A necessary thing, a thing you wouldn’t want to miss. That physical and mental health are inextricably linked is now accepted as a given (we hope).
I must own to some skin in the game here. Having had my mental health challenges over the years, I will confess to being positively messianic about the advantages of physical activity. In my case, a real addiction to weightlifting.
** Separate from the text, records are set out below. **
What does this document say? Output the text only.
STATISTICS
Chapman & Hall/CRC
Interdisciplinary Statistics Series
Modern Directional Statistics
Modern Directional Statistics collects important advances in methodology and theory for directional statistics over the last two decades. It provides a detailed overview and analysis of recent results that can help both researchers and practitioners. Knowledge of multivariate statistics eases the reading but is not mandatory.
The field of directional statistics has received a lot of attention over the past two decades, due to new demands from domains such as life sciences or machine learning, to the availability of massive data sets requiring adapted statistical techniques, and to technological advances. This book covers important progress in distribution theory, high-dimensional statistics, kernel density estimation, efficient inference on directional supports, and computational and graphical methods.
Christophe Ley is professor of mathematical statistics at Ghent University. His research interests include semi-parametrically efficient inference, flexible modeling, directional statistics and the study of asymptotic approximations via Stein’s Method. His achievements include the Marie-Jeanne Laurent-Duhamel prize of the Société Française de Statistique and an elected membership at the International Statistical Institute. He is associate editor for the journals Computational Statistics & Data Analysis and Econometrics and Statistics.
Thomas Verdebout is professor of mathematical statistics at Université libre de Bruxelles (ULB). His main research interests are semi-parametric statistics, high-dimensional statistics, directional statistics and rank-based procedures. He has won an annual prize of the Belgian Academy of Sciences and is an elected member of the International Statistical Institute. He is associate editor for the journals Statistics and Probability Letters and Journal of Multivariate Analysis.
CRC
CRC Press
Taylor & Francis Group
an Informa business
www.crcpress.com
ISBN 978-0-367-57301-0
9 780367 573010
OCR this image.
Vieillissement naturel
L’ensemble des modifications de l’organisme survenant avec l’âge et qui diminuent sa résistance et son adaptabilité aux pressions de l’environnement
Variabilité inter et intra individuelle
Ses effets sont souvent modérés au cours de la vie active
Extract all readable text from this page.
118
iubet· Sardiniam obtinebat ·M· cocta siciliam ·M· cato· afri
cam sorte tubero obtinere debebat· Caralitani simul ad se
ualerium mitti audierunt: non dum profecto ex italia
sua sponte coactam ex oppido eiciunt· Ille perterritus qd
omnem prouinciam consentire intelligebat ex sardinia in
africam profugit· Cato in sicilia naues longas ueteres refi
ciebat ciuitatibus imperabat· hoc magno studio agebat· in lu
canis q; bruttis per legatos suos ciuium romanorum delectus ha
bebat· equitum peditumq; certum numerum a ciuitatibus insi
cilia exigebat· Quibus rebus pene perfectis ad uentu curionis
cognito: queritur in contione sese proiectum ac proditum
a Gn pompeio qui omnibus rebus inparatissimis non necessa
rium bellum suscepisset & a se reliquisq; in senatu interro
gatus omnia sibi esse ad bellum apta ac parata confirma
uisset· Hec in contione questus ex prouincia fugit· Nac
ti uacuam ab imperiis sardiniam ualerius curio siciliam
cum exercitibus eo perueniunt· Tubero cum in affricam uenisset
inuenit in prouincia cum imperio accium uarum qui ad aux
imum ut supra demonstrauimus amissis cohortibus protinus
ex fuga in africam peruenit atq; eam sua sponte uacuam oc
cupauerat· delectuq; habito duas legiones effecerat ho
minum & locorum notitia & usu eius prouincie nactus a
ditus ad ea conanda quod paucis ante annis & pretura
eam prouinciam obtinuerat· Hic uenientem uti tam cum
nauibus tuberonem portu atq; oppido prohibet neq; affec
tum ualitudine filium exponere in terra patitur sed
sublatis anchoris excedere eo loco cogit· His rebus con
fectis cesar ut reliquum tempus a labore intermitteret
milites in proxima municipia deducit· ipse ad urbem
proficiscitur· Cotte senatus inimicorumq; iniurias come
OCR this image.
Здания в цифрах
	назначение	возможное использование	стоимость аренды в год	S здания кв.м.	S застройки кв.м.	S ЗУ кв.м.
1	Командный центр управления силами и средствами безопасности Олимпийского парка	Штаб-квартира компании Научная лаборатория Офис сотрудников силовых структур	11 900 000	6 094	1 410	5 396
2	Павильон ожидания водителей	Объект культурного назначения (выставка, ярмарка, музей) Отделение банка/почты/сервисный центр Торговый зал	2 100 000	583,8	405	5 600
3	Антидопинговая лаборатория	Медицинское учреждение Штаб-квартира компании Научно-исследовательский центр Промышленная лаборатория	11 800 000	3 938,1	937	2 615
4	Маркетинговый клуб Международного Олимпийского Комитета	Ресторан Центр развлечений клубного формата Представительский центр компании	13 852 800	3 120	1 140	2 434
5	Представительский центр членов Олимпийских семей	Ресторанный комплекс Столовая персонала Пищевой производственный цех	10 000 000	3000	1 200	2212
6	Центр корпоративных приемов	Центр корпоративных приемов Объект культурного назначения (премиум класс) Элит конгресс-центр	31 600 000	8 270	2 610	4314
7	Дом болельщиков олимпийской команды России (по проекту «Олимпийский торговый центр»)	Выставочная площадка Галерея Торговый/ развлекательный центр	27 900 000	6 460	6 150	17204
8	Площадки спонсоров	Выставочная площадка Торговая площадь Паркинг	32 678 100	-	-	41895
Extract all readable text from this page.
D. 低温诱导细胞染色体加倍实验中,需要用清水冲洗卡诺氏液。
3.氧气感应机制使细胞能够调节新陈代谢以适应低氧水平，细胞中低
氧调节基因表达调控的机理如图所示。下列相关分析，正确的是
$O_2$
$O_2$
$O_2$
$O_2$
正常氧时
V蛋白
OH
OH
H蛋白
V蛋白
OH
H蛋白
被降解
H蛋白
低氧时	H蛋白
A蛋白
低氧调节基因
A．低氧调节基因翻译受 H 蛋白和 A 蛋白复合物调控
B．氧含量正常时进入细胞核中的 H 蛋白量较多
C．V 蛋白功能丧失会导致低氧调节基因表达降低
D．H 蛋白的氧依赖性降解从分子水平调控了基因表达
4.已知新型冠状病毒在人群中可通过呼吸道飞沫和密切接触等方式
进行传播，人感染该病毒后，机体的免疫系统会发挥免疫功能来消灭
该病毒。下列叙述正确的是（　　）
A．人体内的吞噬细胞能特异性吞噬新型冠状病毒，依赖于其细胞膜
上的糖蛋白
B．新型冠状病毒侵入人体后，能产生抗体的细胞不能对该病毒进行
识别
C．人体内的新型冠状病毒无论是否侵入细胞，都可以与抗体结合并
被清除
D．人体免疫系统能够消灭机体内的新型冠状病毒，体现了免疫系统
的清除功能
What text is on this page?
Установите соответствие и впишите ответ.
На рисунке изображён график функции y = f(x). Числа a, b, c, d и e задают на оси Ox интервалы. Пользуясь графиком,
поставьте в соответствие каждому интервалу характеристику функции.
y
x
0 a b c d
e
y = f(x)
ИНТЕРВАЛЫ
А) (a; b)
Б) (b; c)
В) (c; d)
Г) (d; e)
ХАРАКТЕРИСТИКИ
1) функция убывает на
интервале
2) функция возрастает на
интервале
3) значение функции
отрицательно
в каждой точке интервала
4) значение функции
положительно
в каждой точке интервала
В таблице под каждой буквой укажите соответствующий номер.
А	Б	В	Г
I also know from personal experience how challenging the process of ‘getting fit’ is. I’m proud that the thing that made a difference in the early days of my ‘fitness journey’ was easily accessible classes at the local church hall. Nothing fancy and very definitely nothing high tech; the music came from CDs, and the training was delivered by local people who just understood their audience really well. There will be so many others with similar stories and an even larger number with good ideas, which might make all the difference if they felt they could tell them. Let’s listen.